Outgoing President Joe Biden awarded George Soros, among others, the Presidential Medal of Freedom. George Soros has been many things. Ironically, the Old Left used to criticize Soros for ending central planning in Eastern European economies. Then, according to some pundits, he became a boogeyman for the Right, with his large donations to Democratic Party causes. In the 1990’s, he was a neoliberal reformer; in the 2000’s, a contributor to left-wing causes, and most recently, a menace to public safety through massive, targeted contributions in District Attorney races.
Flush with campaign cash, Soros’ team boosted ideological, often poorly-qualified, District Attorney candidates in Democratic Primaries. They would win, usually by narrow margins, on a wave of support from activists. These nominees were then elected in November when voters chose the party line.

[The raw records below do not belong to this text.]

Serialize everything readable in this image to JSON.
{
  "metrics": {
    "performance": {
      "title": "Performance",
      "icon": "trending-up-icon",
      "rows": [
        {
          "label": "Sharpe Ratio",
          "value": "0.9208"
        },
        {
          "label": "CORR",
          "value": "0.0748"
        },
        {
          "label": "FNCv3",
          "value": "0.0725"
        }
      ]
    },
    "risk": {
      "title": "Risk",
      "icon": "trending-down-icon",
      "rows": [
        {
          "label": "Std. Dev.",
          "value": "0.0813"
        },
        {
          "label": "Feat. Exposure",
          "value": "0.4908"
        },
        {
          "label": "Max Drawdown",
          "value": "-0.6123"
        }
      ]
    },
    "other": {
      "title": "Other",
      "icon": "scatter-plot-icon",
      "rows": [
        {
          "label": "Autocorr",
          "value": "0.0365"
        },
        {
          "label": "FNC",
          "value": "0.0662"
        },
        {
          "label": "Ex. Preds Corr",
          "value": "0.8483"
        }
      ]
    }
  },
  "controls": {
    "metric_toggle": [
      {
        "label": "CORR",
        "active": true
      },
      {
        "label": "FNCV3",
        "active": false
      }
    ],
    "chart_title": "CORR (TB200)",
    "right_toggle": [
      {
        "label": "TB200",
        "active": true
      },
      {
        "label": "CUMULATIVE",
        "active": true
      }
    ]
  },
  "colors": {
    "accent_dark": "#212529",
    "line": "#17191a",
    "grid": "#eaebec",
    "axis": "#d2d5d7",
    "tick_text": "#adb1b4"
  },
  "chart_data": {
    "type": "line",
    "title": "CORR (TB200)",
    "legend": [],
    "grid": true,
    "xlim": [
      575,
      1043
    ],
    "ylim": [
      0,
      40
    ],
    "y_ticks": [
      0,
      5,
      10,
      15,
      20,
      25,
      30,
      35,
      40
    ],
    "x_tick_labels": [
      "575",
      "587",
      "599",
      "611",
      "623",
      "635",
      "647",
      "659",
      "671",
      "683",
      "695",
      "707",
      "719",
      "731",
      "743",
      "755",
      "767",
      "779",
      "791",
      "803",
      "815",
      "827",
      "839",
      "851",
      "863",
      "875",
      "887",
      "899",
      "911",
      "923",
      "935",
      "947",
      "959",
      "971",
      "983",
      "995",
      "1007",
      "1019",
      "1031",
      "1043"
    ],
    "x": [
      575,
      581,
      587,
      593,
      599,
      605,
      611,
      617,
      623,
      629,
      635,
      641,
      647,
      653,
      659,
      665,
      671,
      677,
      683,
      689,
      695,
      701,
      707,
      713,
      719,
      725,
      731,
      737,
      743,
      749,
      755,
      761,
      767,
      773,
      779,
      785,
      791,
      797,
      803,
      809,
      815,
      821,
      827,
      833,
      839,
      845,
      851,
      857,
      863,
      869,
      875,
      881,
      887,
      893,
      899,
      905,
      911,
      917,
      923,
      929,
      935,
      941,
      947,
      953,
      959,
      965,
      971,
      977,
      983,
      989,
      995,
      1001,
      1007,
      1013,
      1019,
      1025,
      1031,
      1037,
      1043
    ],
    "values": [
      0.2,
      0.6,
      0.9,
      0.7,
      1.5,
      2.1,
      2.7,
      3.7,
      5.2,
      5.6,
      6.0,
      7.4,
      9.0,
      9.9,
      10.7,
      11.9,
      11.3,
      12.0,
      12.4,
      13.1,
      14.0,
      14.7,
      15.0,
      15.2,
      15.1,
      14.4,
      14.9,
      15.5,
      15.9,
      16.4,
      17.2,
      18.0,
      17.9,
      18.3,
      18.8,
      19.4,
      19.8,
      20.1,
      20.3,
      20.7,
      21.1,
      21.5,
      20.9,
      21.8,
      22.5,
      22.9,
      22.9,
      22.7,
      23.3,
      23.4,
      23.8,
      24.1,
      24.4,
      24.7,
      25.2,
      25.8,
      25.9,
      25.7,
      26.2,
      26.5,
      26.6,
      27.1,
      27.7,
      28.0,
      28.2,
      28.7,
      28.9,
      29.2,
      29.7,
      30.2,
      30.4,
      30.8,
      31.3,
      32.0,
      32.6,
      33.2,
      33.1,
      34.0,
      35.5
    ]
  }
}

When in office, these “Reform Prosecutors” would burn the system down by tampering with pending cases, and imposing blanket policies such as denying pre-trial detention of violent offenders, and not prosecuting large categories of cases, even for repeat offenders. Apparently, voters have denied half of the “Soros prosecutors” a second term, both in the regular election cycle and in recall elections.
Despite all this, we can’t forget that Soros has raised up free-market proteges through his investment firm. One of them is incoming President Trump’s Treasury Secretary pick, Scott Bessent. Trump had to thread a needle, picking someone palatable to Wall Street, while satisfying the nationalist, perhaps autarkist, economic policies demanded by Trump’s political base. I do hope that Scott Bessent becomes Soro’s final legacy, and that we can put the “Reform Prosecutor” era to rest, as a bad dream.
Coming full circle on an old blog post:
From January 1st of this year, large-windowed red buses have no longer been plying the streets of central Washington, DC. The city’s Circulator service, having operated for 20 years, was featured in one of my earlier blog posts, under the title “Circulation Dead”, for its low operating speed. As an augment to Metrobus, the regional bus service, Circulator at its peak was slow but provided extensive and fairly reliable service. Its $1 fare also never increased with inflation.
During the COVID-19 pandemic and afterwards, the buses stopped arriving in a predictable fashion. While the operating company blamed driver shortages, one could see the supervisors and drivers loitering at terminals, without a care about schedule. Bus tracking software was turned off. Metrobus, the regional system, got better, with dedicated bus lanes, real-time tracking, less bunching, and more efficient routing in the downtown area. While ridership on subway lines and regional buses recovered to the greatest part, ridership on the Circulator was a mere fraction of what it was pre-Pandemic. By 2024, choice riders could choose between regional buses using bus lanes (which Circulator did not use), the improved subway system (the Pandemic lull gave time to perform extensive track maintenance), shared scooters, and even rideshare options.